Let’s see if I got this straight; since I believe in my infallible God’s infallible Word, which has never been disproved or discredited, rather than the fallible theories of fallible scientists, which have often been disproved and discredited, I’m an anti-intellectual peabrain. I’m guilty of an unyielding ignorance, not to mention the fact that I also harbor dangerous ideas. Well, what exactly are these dangerous ideas harbored by Bible believing Christians like me?

 

According to Giberson and Stephens, they are things like dismissing evolution as an unproven theory, doubting that climate change is real and caused by humans, and opposing gay marriage rather than promoting social justice. To balk at such dogmas of modern-day science as evolution, climate change and sexual orientation, is, in the minds of Giberson and Stephens, a justifiable reason to denounce people as dummies and to condemn them for threatening our pluralistic society with the elevation of biblical truth over human reason.

 

That a Christian could even think something like Giberson and Stephens think was once unthinkable; and though it is still quite inexplicable, it has unfortunately become commonplace. More and more “Christians” are eating of the tree of the knowledge of good and evil—living by man’s reason—while spurning the tree of life—living by divine revelation.

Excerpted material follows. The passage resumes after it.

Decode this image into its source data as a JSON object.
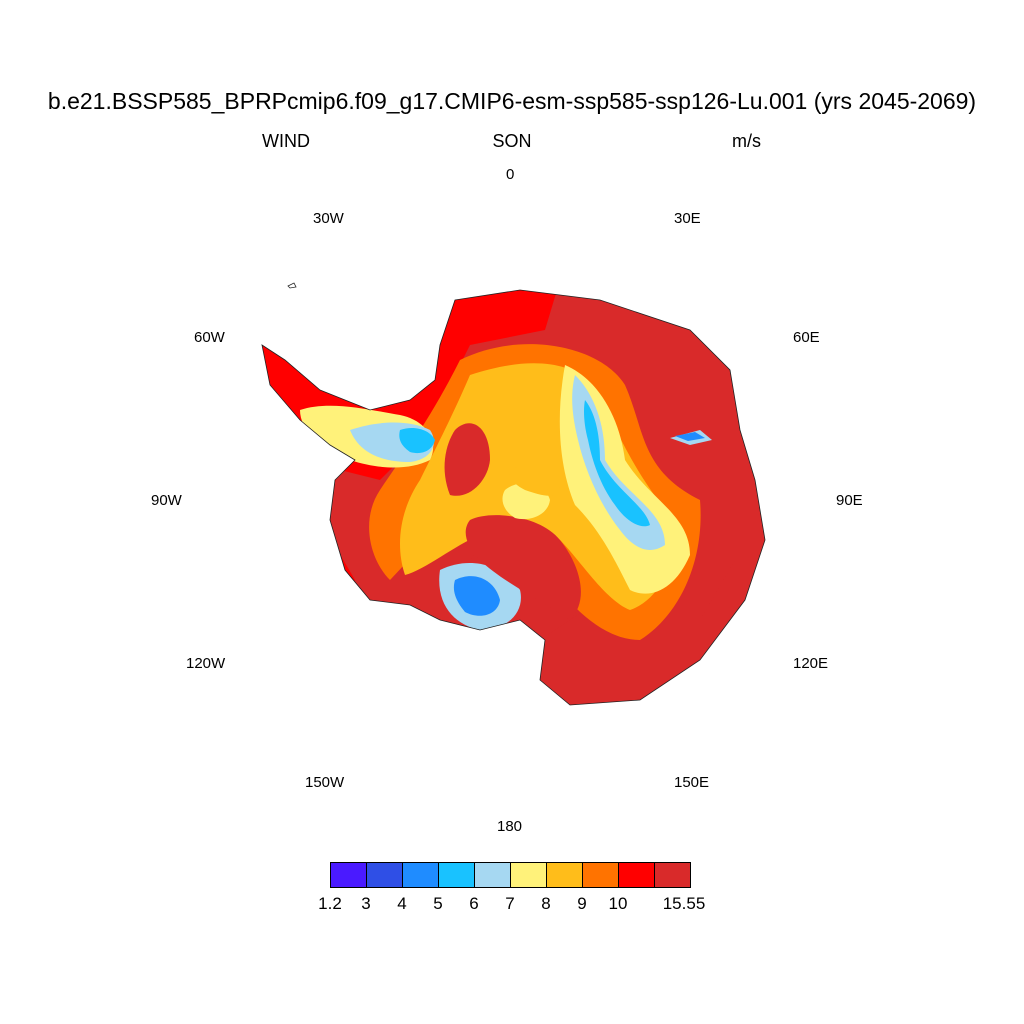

As a consequence, we are not only seeing sinners outside of the church elevating man’s words over God’s Word and man’s thinking over biblical truths, but we are also seeing so-called saints within the church following suit, as well as renouncing all other churchgoers who fail to join them in scarfing down the forbidden fruit.

 

In what may be the most outlandish contention in Giberson and Stephens’ outlandish piece is their attributing of the “simplistic theology, cultural isolationism and stubborn anti-intellectualism” of today’s evangelical Christians to our fear of change. According to these two “wise spiritual sages,” we’ve simply overreacted to little things like the expulsion of prayer from our schools, the profaning of our culture, the legitimizing of abortion and homosexuality, the prevalence of pornography and drug abuse, and the new public perceived equivalency of false religions and atheism with our Christian faith. Why, if we’d just loosen up a little bit, we’d quit clinging with our dragging knuckles to that old archaic text known as the Bible and forsake our fundamentalism for the free-thinking church of “What’s Happening Now.”

 

I don’t know what rock these two Nazarene professors have been living under, but what’s happening now is neither pretty nor promising; in fact, it’s most foreboding. Ever since this country took off down the primrose path Giberson and Stephens are recommending, the path of living by our wits rather than God’s Word, we’ve been in a downward spiral. To continue to follow such outlandish advice can only accelerate America’s tailspin, resulting in a much sooner crackup. But what do I know? After all, I’m just one of those crazy, anti-intellectual, reason-rejecting, Bible believing, evangelical, knuckle dragging neanderthals.